Professor Chatterjee's lecture will inaugurate the Internationalism, Cosmopolitanism and the Politics of Solidarity research group convened by Dr Ayça Çubukçu at LSE's Centre for the Study of Human Rights.
Partha Chatterjee is a professor of anthropology and of Middle Eastern, South Asian and African studies at Columbia University and a Professor of Political Science at the Centre for Studies in Social Sciences in Calcutta, India. He is a political theorist and historian and divides his time between Columbia University and the Centre for Studies in Social Sciences, Calcutta, where he was the director from 1997 to 2007. A major focus of Partha Chatterjee’s work is nationalism, but in order to follow his thoughts on this topic, one must simultaneously think also of colonialism, post-colonialism, modernity, and the idea of the nation-state, and also summon up, simultaneously with that cluster of concepts, a not-nationalist and counter-colonial viewpoint about what these terms actually represent (or could actually represent), with special reference to India.

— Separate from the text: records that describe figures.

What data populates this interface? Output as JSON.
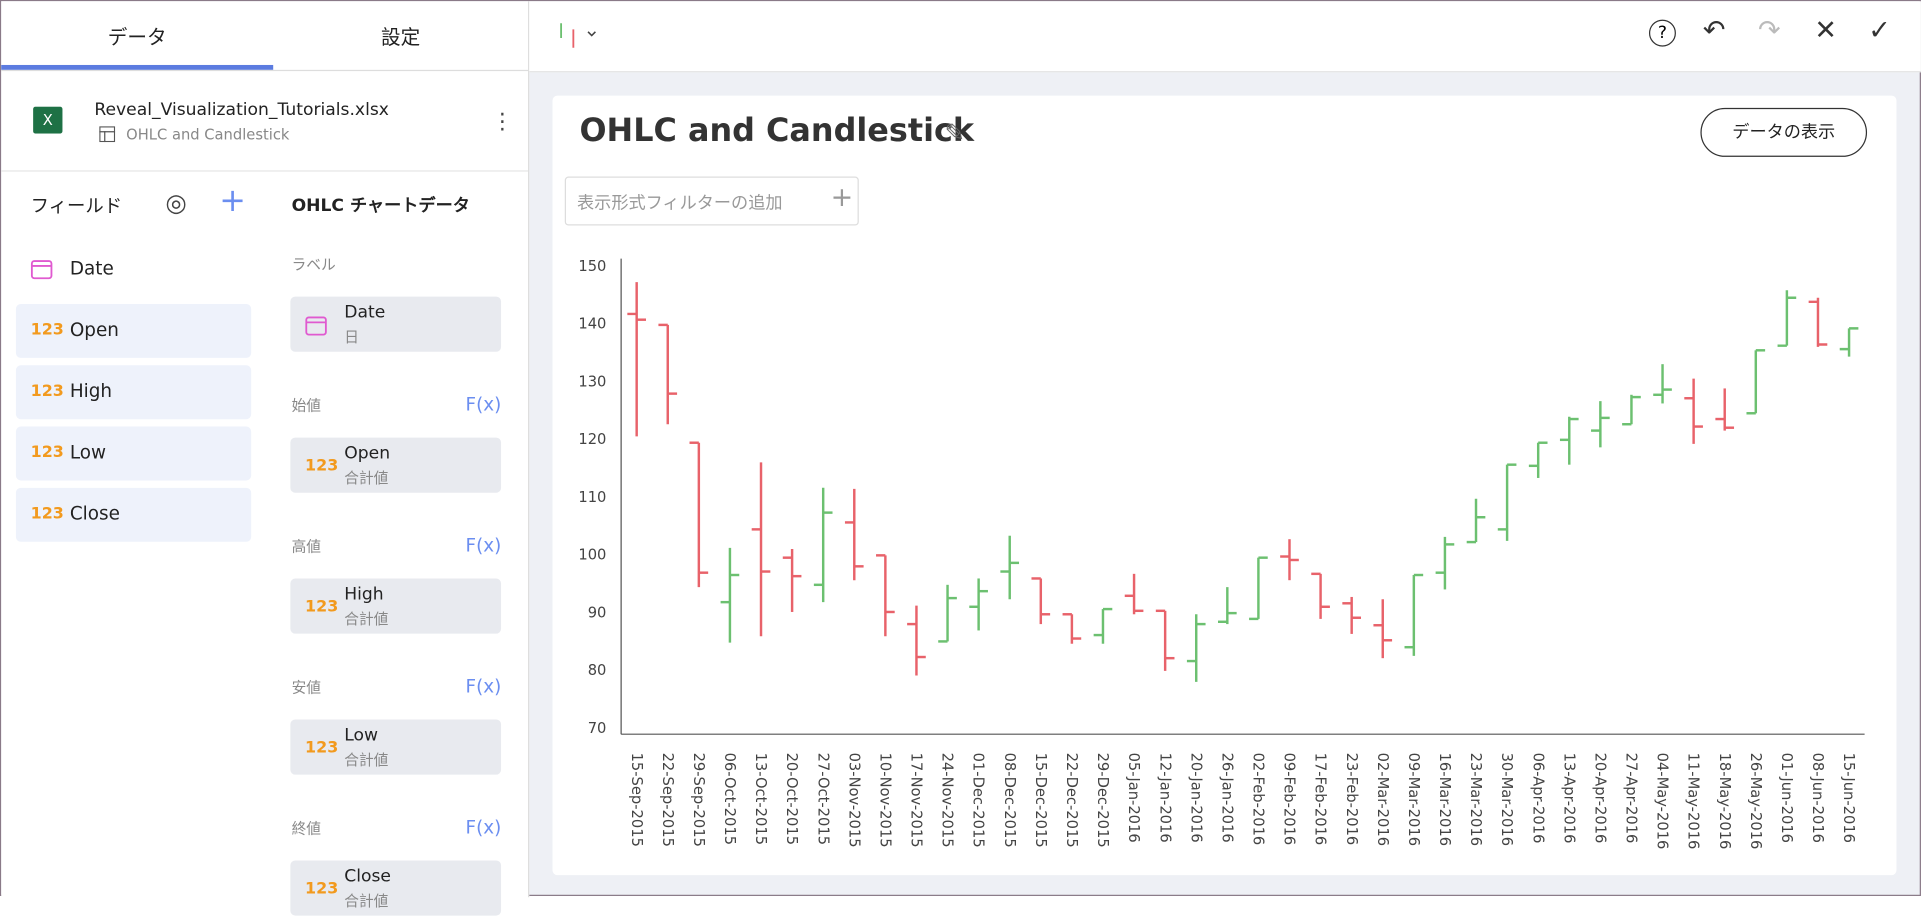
{
  "tabs": [
    "データ",
    "設定"
  ],
  "source": {
    "file": "Reveal_Visualization_Tutorials.xlsx",
    "sheet": "OHLC and Candlestick"
  },
  "fields_header": "フィールド",
  "fields": [
    {
      "name": "Date"
    },
    {
      "badge": "123",
      "name": "Open"
    },
    {
      "badge": "123",
      "name": "High"
    },
    {
      "badge": "123",
      "name": "Low"
    },
    {
      "badge": "123",
      "name": "Close"
    }
  ],
  "config": {
    "title": "OHLC チャートデータ",
    "sections": [
      {
        "label": "ラベル",
        "item": {
          "name": "Date",
          "agg": "日"
        }
      },
      {
        "label": "始値",
        "fx": "F(x)",
        "item": {
          "badge": "123",
          "name": "Open",
          "agg": "合計値"
        }
      },
      {
        "label": "高値",
        "fx": "F(x)",
        "item": {
          "badge": "123",
          "name": "High",
          "agg": "合計値"
        }
      },
      {
        "label": "安値",
        "fx": "F(x)",
        "item": {
          "badge": "123",
          "name": "Low",
          "agg": "合計値"
        }
      },
      {
        "label": "終値",
        "fx": "F(x)",
        "item": {
          "badge": "123",
          "name": "Close",
          "agg": "合計値"
        }
      }
    ]
  },
  "view_data_button": "データの表示",
  "filter_placeholder": "表示形式フィルターの追加",
  "chart_data": {
    "type": "ohlc",
    "title": "OHLC and Candlestick",
    "categories": [
      "15-Sep-2015",
      "22-Sep-2015",
      "29-Sep-2015",
      "06-Oct-2015",
      "13-Oct-2015",
      "20-Oct-2015",
      "27-Oct-2015",
      "03-Nov-2015",
      "10-Nov-2015",
      "17-Nov-2015",
      "24-Nov-2015",
      "01-Dec-2015",
      "08-Dec-2015",
      "15-Dec-2015",
      "22-Dec-2015",
      "29-Dec-2015",
      "05-Jan-2016",
      "12-Jan-2016",
      "20-Jan-2016",
      "26-Jan-2016",
      "02-Feb-2016",
      "09-Feb-2016",
      "17-Feb-2016",
      "23-Feb-2016",
      "02-Mar-2016",
      "09-Mar-2016",
      "16-Mar-2016",
      "23-Mar-2016",
      "30-Mar-2016",
      "06-Apr-2016",
      "13-Apr-2016",
      "20-Apr-2016",
      "27-Apr-2016",
      "04-May-2016",
      "11-May-2016",
      "18-May-2016",
      "26-May-2016",
      "01-Jun-2016",
      "08-Jun-2016",
      "15-Jun-2016"
    ],
    "open": [
      141.7,
      139.8,
      119.4,
      91.8,
      104.4,
      99.5,
      94.8,
      105.6,
      99.9,
      88,
      85,
      91,
      97.1,
      95.9,
      89.7,
      86.1,
      92.9,
      90.3,
      81.6,
      88.4,
      88.9,
      99.7,
      96.7,
      91.6,
      87.8,
      84,
      96.9,
      102.2,
      104.4,
      115.4,
      119.9,
      121.5,
      122.6,
      127.7,
      127.1,
      123.5,
      124.5,
      136.2,
      143.8,
      135.6
    ],
    "high": [
      147.2,
      139.8,
      119.4,
      101.2,
      116,
      101,
      111.6,
      111.4,
      99.9,
      91.2,
      94.8,
      95.9,
      103.3,
      95.9,
      89.7,
      90.6,
      96.7,
      90.3,
      89.7,
      94.4,
      99.5,
      102.7,
      96.7,
      92.7,
      92.3,
      96.5,
      103.1,
      109.7,
      115.6,
      119.4,
      123.9,
      126.6,
      127.7,
      133,
      130.5,
      128.8,
      135.4,
      145.8,
      144.5,
      139.2
    ],
    "low": [
      120.5,
      122.6,
      94.4,
      84.8,
      85.9,
      90.1,
      91.8,
      95.6,
      85.9,
      79.1,
      85,
      86.9,
      92.3,
      88,
      84.6,
      84.6,
      89.7,
      79.9,
      78,
      88,
      88.9,
      95.6,
      88.9,
      86.3,
      82.1,
      82.5,
      94,
      102.2,
      102.4,
      113.3,
      115.6,
      118.6,
      122.6,
      126.2,
      119.2,
      121.5,
      124.5,
      136.2,
      136,
      134.3
    ],
    "close": [
      140.7,
      127.9,
      96.9,
      96.5,
      97.1,
      96.3,
      107.3,
      98,
      90.1,
      82.3,
      92.5,
      93.7,
      98.6,
      89.7,
      85.5,
      90.6,
      90.3,
      82.1,
      88,
      89.9,
      99.5,
      99.1,
      91,
      89.1,
      85.2,
      96.5,
      101.8,
      106.5,
      115.6,
      119.4,
      123.5,
      123.7,
      127.3,
      128.6,
      122.2,
      122,
      135.4,
      144.5,
      136.4,
      139.2
    ],
    "ylim": [
      70,
      150
    ],
    "yticks": [
      70,
      80,
      90,
      100,
      110,
      120,
      130,
      140,
      150
    ],
    "grid": false,
    "up_color": "#6cc070",
    "down_color": "#e8626a"
  }
}
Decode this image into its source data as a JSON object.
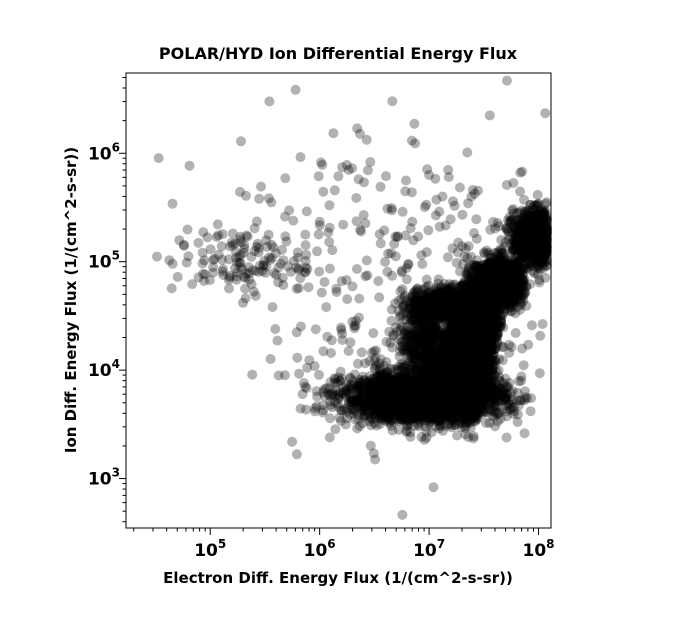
{
  "chart_data": {
    "type": "scatter",
    "title": "POLAR/HYD  Ion Differential Energy Flux",
    "xlabel": "Electron Diff. Energy Flux (1/(cm^2-s-sr))",
    "ylabel": "Ion Diff. Energy Flux (1/(cm^2-s-sr))",
    "xscale": "log",
    "yscale": "log",
    "xlim": [
      17000,
      130000000
    ],
    "ylim": [
      350,
      5500000
    ],
    "x_ticks": [
      {
        "value": 100000,
        "base": "10",
        "exp": "5"
      },
      {
        "value": 1000000,
        "base": "10",
        "exp": "6"
      },
      {
        "value": 10000000,
        "base": "10",
        "exp": "7"
      },
      {
        "value": 100000000,
        "base": "10",
        "exp": "8"
      }
    ],
    "y_ticks": [
      {
        "value": 1000,
        "base": "10",
        "exp": "3"
      },
      {
        "value": 10000,
        "base": "10",
        "exp": "4"
      },
      {
        "value": 100000,
        "base": "10",
        "exp": "5"
      },
      {
        "value": 1000000,
        "base": "10",
        "exp": "6"
      }
    ],
    "grid": false,
    "marker_color": "#000000",
    "marker_opacity": 0.3,
    "clusters": [
      {
        "cx": 8.35,
        "cy": 5.58,
        "sx": 0.07,
        "sy": 0.06,
        "n": 2200
      },
      {
        "cx": 8.05,
        "cy": 5.22,
        "sx": 0.14,
        "sy": 0.12,
        "n": 1600
      },
      {
        "cx": 7.65,
        "cy": 4.8,
        "sx": 0.1,
        "sy": 0.1,
        "n": 1200
      },
      {
        "cx": 7.45,
        "cy": 4.45,
        "sx": 0.08,
        "sy": 0.2,
        "n": 1600
      },
      {
        "cx": 7.35,
        "cy": 4.15,
        "sx": 0.09,
        "sy": 0.25,
        "n": 1800
      },
      {
        "cx": 6.95,
        "cy": 3.75,
        "sx": 0.36,
        "sy": 0.11,
        "n": 2400
      },
      {
        "cx": 7.25,
        "cy": 3.95,
        "sx": 0.12,
        "sy": 0.15,
        "n": 800
      },
      {
        "cx": 7.1,
        "cy": 4.6,
        "sx": 0.14,
        "sy": 0.08,
        "n": 500
      },
      {
        "cx": 6.95,
        "cy": 4.25,
        "sx": 0.12,
        "sy": 0.2,
        "n": 400
      },
      {
        "cx": 5.25,
        "cy": 5.0,
        "sx": 0.3,
        "sy": 0.15,
        "n": 120
      },
      {
        "cx": 7.2,
        "cy": 5.0,
        "sx": 0.8,
        "sy": 0.7,
        "n": 200
      },
      {
        "cx": 6.7,
        "cy": 4.2,
        "sx": 0.6,
        "sy": 0.5,
        "n": 160
      },
      {
        "cx": 6.0,
        "cy": 5.6,
        "sx": 0.5,
        "sy": 0.4,
        "n": 60
      }
    ]
  }
}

His books include: The Politics of the Governed: Considerations on Political Society in Most of the World (2004); A Princely Impostor? The Strange and Universal History of the Kumar of Bhawal (2002); A Possible India: Essays in Political Criticism (1997); The Nation and Its Fragments: Colonial and Postcolonial Histories (1993), and Nationalist Thought and the Colonial World: A Derivative Discourse? (1993). He is also a poet, playwright, and actor.